LIFO (Last in, first out) is a way of product accounting in which the goods that were delivered last are sold first. There is an opposite method - FIFO, which means "first in, first out". It is described in more detail in the corresponding article on our website.

Last In, First Out (LIFO) explained

In this approach, write-offs are made in reverse order, that is, the cost of production is charged for materials at the most current prices, and the inventory remains those units of products and materials that got there in the beginning. With this approach, the company's profitability will be calculated more accurately (and in the face of rising prices will be lower), but the inventory will be calculated on the basis of completely irrelevant prices.

The LIFO method is not allowed by the International Financial Reporting Standards and is not applied in Russia and many other countries. Nevertheless, there are countries where it is allowed, and the best known case is the USA, where the LIFO method is not only possible, but is the main one in tax accounting.

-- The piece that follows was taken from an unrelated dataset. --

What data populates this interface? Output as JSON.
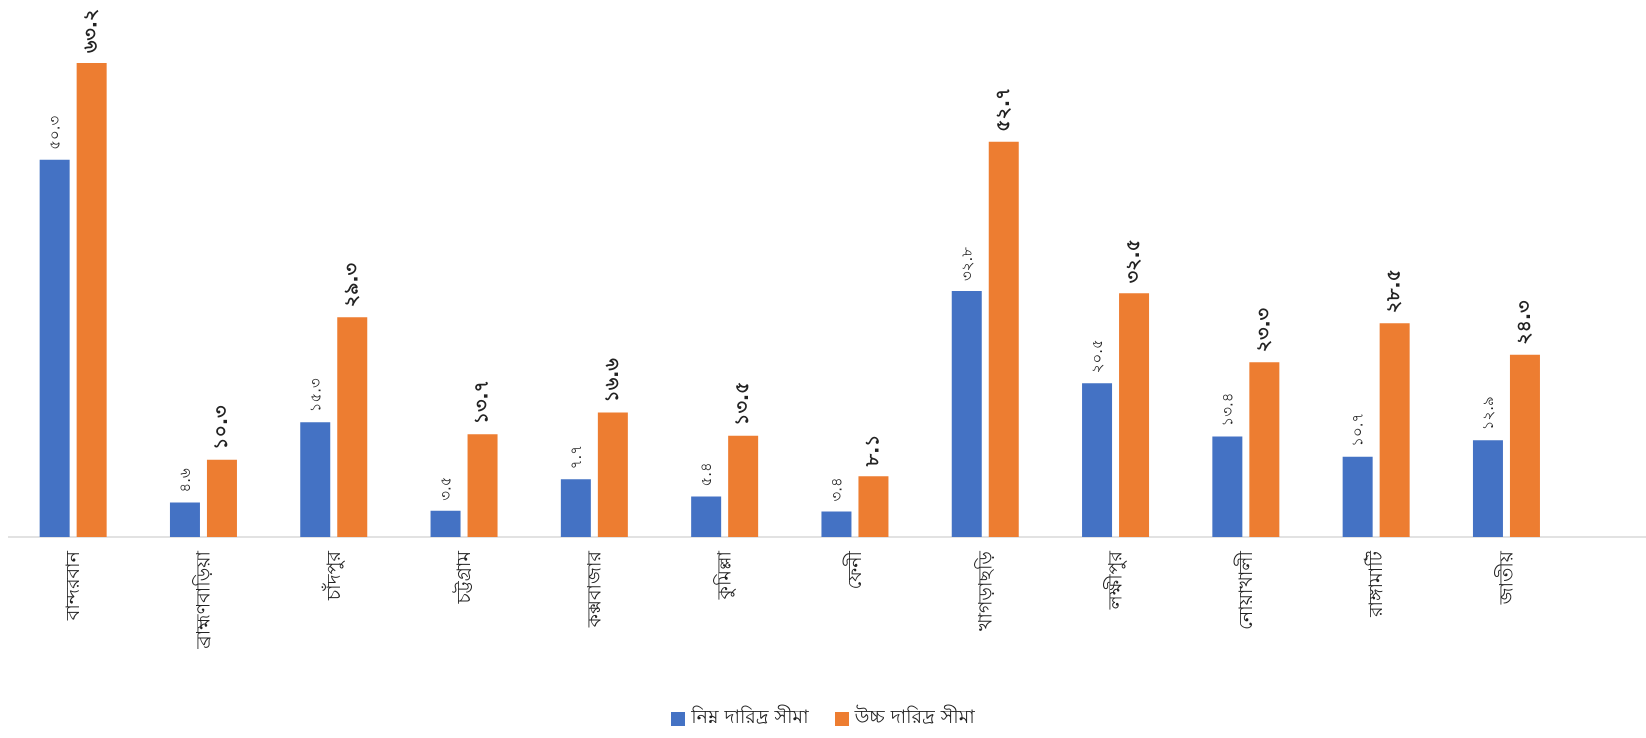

Often you may encounter an increase in the price of products from a supplier. In this case, working according to the LIFO principle will show a lower profit for the last accounting period than when using the principle of selling first come, first served. Lower net income by performance can reduce tax and this reason is often the only reason to use LIFO-type product accounting.

Why the Last In, First Out (LIFO) method is rarely used

Despite the fact that using the LIFO method of operation makes logical sense - it is not a realistic way of accounting. It doesn't show a true picture of product sales and the actual profit from them.

Moreover, it can devalue old products. Last In, First Out (LIFO) accounting assumes the constant use of new goods first, which in most cases creates problems with the very first purchased goods: they spoil or lose their relevance, and simply take up space that can be successfully used for other types of products. And this is not the most efficient way of doing business.

When the Last In, First Out (LIFO) method can cause problems

Despite the pluses of tax minimization, prolonged operation under the LIFO principle can be detrimental to existing inventory and valuation. In 2009, for example, the Journal of Accountancy reported that Exxon Mobil's invalid replacement cost exceeded the value under the LIF) accounting principle by $25.4 billion. This suggests that the company's inventory is extremely depreciated due to the use of LIFO accounting for an extended period of time.

On the other hand, it was reported that the LIFO principle helped reduce the company's profit in figures by $40 million. If the business had used FIFO accounting, it would have had to pay taxes according to the company's $40 million increased profit.